Peer reviewed by Dr. Barry Wiens & Scott Rollo, PhD

Why Even a Little Movement Can Change How You Feel

Maybe you don’t play on a team. Maybe sports just aren’t your thing. That’s okay.
Being active isn’t about joining a gym or running laps — it’s about finding simple ways to move that make you feel better, one step at a time.

When you move your body — even for a few minutes — you can think more clearly, feel less stressed, and have more energy for the things you enjoy.

1. Feel Better in Your Own Skin

You don’t have to sweat buckets or keep score to get results. Stretching in bed, dancing to one song, or taking a short walk can help your body feel lighter and more awake.

Try this: During a study break, stand up and reach for the ceiling, roll your shoulders, or walk to the kitchen and back twice. Easy, right?

2. Clear Your Head

If your brain feels full — from homework, scrolling, or gaming — moving a little helps.
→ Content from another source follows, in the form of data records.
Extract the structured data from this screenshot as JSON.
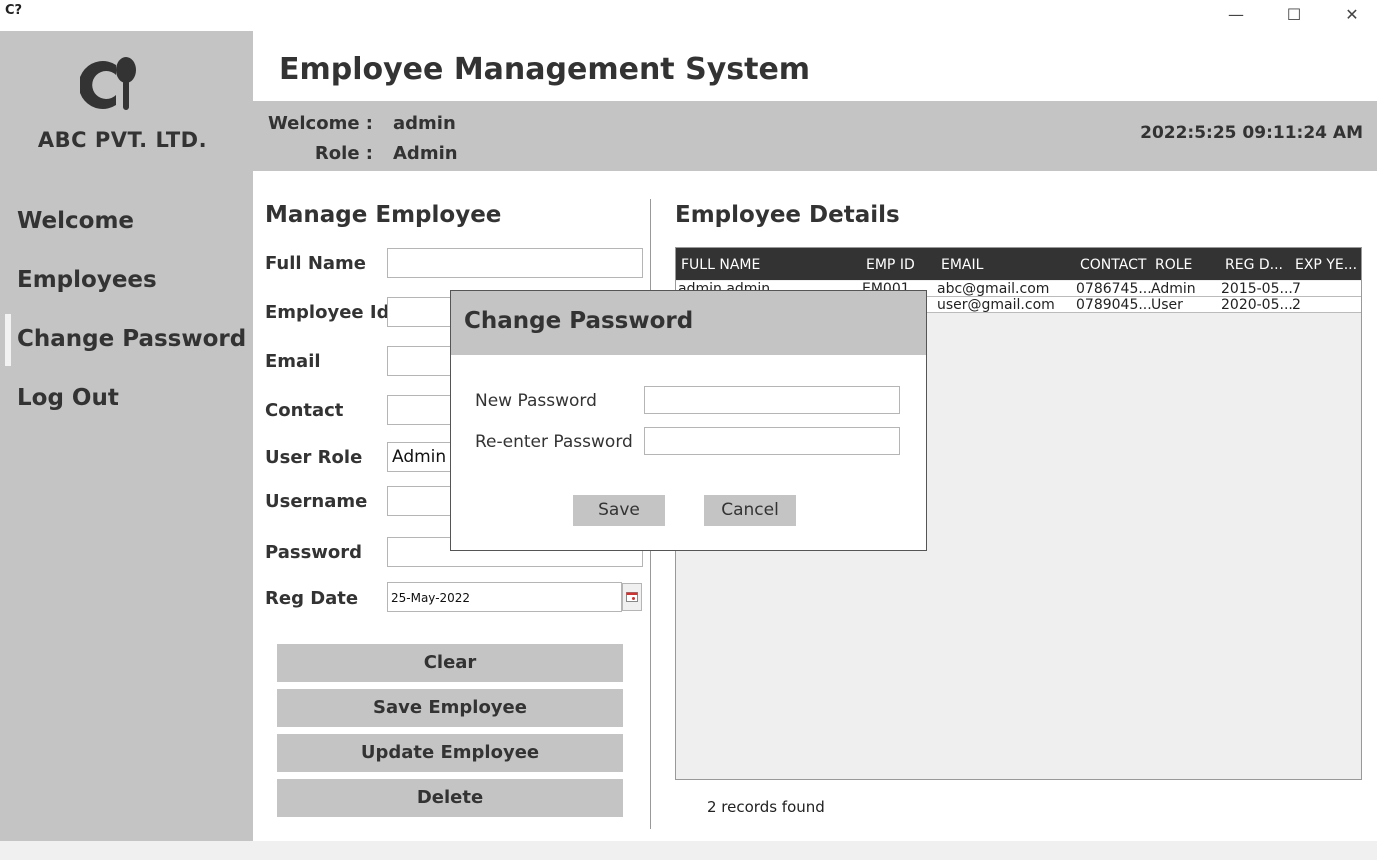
{
  "window": {
    "app_icon": "C?",
    "minimize_glyph": "—",
    "maximize_glyph": "☐",
    "close_glyph": "✕"
  },
  "sidebar": {
    "company": "ABC PVT. LTD.",
    "items": [
      {
        "label": "Welcome"
      },
      {
        "label": "Employees"
      },
      {
        "label": "Change Password",
        "active": true
      },
      {
        "label": "Log Out"
      }
    ]
  },
  "header": {
    "title": "Employee Management System",
    "welcome_label": "Welcome :",
    "welcome_value": "admin",
    "role_label": "Role :",
    "role_value": "Admin",
    "datetime": "2022:5:25  09:11:24 AM"
  },
  "form": {
    "title": "Manage Employee",
    "fields": {
      "full_name": {
        "label": "Full Name",
        "value": ""
      },
      "employee_id": {
        "label": "Employee Id",
        "value": ""
      },
      "email": {
        "label": "Email",
        "value": ""
      },
      "contact": {
        "label": "Contact",
        "value": ""
      },
      "user_role": {
        "label": "User Role",
        "value": "Admin"
      },
      "username": {
        "label": "Username",
        "value": ""
      },
      "password": {
        "label": "Password",
        "value": ""
      },
      "reg_date": {
        "label": "Reg Date",
        "value": "25-May-2022"
      }
    },
    "buttons": {
      "clear": "Clear",
      "save": "Save Employee",
      "update": "Update Employee",
      "delete": "Delete"
    }
  },
  "details": {
    "title": "Employee Details",
    "columns": [
      "FULL NAME",
      "EMP ID",
      "EMAIL",
      "CONTACT",
      "ROLE",
      "REG D...",
      "EXP YE..."
    ],
    "rows": [
      [
        "admin admin",
        "EM001",
        "abc@gmail.com",
        "0786745...",
        "Admin",
        "2015-05...",
        "7"
      ],
      [
        "",
        "",
        "user@gmail.com",
        "0789045...",
        "User",
        "2020-05...",
        "2"
      ]
    ],
    "records_text": "2  records found"
  },
  "dialog": {
    "title": "Change Password",
    "new_password_label": "New Password",
    "reenter_password_label": "Re-enter Password",
    "save_label": "Save",
    "cancel_label": "Cancel"
  },
  "colors": {
    "panel_gray": "#c4c4c4",
    "table_header": "#333333",
    "text_dark": "#333333"
  }
}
It sends “feel-good” signals to your brain so you can relax and refocus.

Try this: When you feel stuck, put on headphones and move to one song. No one has to see you.

3. Build Confidence, Quietly

Small wins matter. Reaching your own goal — like standing up and moving for two minutes every hour — can give you a boost. You don’t need to compare yourself to anyone.

Think about it: You don’t have to be “good” at exercise to feel good from it.

4. Ways to Move (No Sports Required)

  • Pace around while on the phone.

  • Do wall push-ups or calf raises while brushing your teeth.

  • Walk to the end of the street and back.

  • Stretch while watching a video.

Your Turn

How do you feel after you move, even for a minute?

What’s one movement you could fit in today without changing your schedule?


Remember: Movement is yours to choose. Start with what feels easy, keep it private if you want, and let those small steps build. Over time, you’ll notice the difference — in how you feel, think, and even sleep.


References: 

  1. Poitras, V. J., Gray, C. E., Borghese, M. M., Carson, V., Chaput, J. P., Janssen, I., ... & Tremblay, M. S. (2016). Systematic review of the relationships between objectively measured physical activity and health indicators in school-aged children and youth. Applied physiology, nutrition, and metabolism, 41(6), S197-S239.

  2. Dale, L. P., Vanderloo, L., Moore, S., & Faulkner, G. (2019). Physical activity and depression, anxiety, and self-esteem in children and youth: An umbrella systematic review. Mental health and physical activity, 16, 66-79.

  3. Hillman, C. H., Logan, N. E., & Shigeta, T. T. (2019). A review of acute physical activity effects on brain and cognition in children. Translational Journal of the American College of Sports Medicine, 4(17), 132-136.